Woman escapes conviction for robbing employer [1]
Monday, November 12, 2018 - 14:40
A 26-year-old solo-mother, Loleini ‘Ala, who pleaded guilty to stealing $14,375 pa’anga from her employer in a staged robbery, was discharged without conviction by the Tonga Supreme Court on Wednesday 7 November. The accused’s employer, a fish shop, was sympathetic and asked Police to withdraw the charges.
According to the ruling [2] by Hon. Justice Niu the accused had been working for the employer since 2015. She was a highly regarded employee and was entrusted with banking the finances of the company and paying the salaries of her fellow colleagues.
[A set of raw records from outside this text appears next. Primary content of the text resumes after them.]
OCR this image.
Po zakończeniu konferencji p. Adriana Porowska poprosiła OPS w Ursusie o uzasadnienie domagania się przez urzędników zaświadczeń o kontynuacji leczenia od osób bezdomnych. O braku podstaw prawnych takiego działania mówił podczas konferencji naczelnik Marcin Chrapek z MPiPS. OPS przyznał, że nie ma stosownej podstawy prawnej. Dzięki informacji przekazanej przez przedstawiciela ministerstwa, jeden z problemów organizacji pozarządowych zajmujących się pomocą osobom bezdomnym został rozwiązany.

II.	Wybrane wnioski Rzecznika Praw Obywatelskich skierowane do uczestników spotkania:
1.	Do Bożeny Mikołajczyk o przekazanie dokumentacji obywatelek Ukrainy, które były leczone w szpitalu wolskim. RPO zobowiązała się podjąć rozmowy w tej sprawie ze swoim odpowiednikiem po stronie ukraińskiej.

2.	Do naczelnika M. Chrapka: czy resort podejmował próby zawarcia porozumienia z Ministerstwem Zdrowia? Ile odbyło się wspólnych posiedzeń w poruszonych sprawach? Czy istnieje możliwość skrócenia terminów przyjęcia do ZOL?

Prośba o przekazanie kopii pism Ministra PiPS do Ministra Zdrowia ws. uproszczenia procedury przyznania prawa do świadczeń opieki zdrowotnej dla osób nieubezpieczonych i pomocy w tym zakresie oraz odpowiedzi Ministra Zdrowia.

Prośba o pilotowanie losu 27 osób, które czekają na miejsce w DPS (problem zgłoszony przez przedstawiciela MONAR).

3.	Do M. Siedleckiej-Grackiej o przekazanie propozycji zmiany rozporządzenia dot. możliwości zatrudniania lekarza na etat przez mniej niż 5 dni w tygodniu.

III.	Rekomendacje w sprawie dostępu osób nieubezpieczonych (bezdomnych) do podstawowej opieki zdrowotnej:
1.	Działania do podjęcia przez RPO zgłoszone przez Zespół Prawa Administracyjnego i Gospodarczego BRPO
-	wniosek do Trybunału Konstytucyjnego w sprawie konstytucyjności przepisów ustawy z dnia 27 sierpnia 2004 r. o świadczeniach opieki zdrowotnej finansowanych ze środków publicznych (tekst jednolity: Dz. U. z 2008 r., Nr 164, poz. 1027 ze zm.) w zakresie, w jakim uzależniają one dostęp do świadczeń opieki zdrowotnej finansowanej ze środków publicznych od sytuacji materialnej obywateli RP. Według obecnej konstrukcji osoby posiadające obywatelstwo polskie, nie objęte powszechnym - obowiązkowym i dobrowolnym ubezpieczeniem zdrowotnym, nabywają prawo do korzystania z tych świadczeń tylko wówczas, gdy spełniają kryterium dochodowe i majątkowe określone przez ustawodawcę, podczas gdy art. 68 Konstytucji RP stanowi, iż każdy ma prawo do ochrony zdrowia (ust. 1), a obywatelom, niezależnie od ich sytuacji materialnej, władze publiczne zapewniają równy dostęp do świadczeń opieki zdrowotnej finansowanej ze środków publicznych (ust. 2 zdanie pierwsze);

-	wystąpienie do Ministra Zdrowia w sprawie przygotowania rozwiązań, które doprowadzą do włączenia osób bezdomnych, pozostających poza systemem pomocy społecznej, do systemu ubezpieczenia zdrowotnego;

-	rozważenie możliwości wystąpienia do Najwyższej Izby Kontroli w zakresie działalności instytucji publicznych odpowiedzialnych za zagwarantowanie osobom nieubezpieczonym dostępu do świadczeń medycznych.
In early November 2017, the accused opened a bank account at BSP and transferred $14,375 of the company’s money into it. Following the transfer, the accused called police and told them that she had been robbed in a car that she was using in the parking lot of the Catholic Basilica in the Nuku’alofa CBD. To make the robbery look real, she cut her hands and scattered money into the car.
Despite the seriousness of the offence, Justice Niu decided that the accused should be discharged without conviction. He noted that the accused did not have a criminal record, that she was taking care of her widowed mother, and that her actions were out of character.
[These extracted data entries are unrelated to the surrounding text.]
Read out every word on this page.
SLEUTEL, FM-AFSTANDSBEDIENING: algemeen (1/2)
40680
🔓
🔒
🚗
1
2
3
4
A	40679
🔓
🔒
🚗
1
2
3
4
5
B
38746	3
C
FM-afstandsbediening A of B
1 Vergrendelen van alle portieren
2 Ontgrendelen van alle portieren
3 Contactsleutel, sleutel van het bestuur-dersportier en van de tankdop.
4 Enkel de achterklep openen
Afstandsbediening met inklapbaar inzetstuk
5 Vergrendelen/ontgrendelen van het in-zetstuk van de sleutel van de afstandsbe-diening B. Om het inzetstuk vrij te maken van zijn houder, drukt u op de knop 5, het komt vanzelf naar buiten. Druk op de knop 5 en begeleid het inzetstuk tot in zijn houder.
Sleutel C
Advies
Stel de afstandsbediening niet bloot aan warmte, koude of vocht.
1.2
Justice Niu said that the accused may have committed the crime out of revenge because she had not received a promised raise from her employer. He added that imprisonment would deprive the accused of her child and that fines were unaffordable, and that a conviction would bar her from employment.
In his ruling, Justice Niu stated, “Whist I do not for one moment condone or overlook what the accused has done, that she has knowingly and embezzled her employer's money, I understand why she did it and I believe that she would not have done what she did, if she had been fairly dealt with by her employer. I am not saying that her employer unfairly dealt with her because I have not heard the employer's side; in fact the employer says in his letter that the accused did wrong to the company. But the accused believed, she had been unfairly and wrongly dealt with by the company, and she did what she did because of that.”
Justice Niu went further to state that he did not want to sentence young people to prison where they would be hardened. “She was most foolish to have done what she did. But so do young people and if all young people are sentenced to imprisonment for being foolish they would all grow up with prison sentence hanging over them. At the same time, they would be hardened, rather than taught, by such sentences, especially with the stigma with which such sentences entail, such that they have the tendency to re-offend. Because they are young and foolish, they see themselves as having been condemned and imprisoned as criminals, and that that is all they can be, and many, if not most, of them re-offend because that is what they have been condemned to be. That cannot have been the intention of the Legislature in enacting the imprisonment sentences in the Criminal Offences Act.”
She was discharged on a condition that she shall not commit any offence within two years, and that the balance of the funds in her bank account be returned to the complainant company.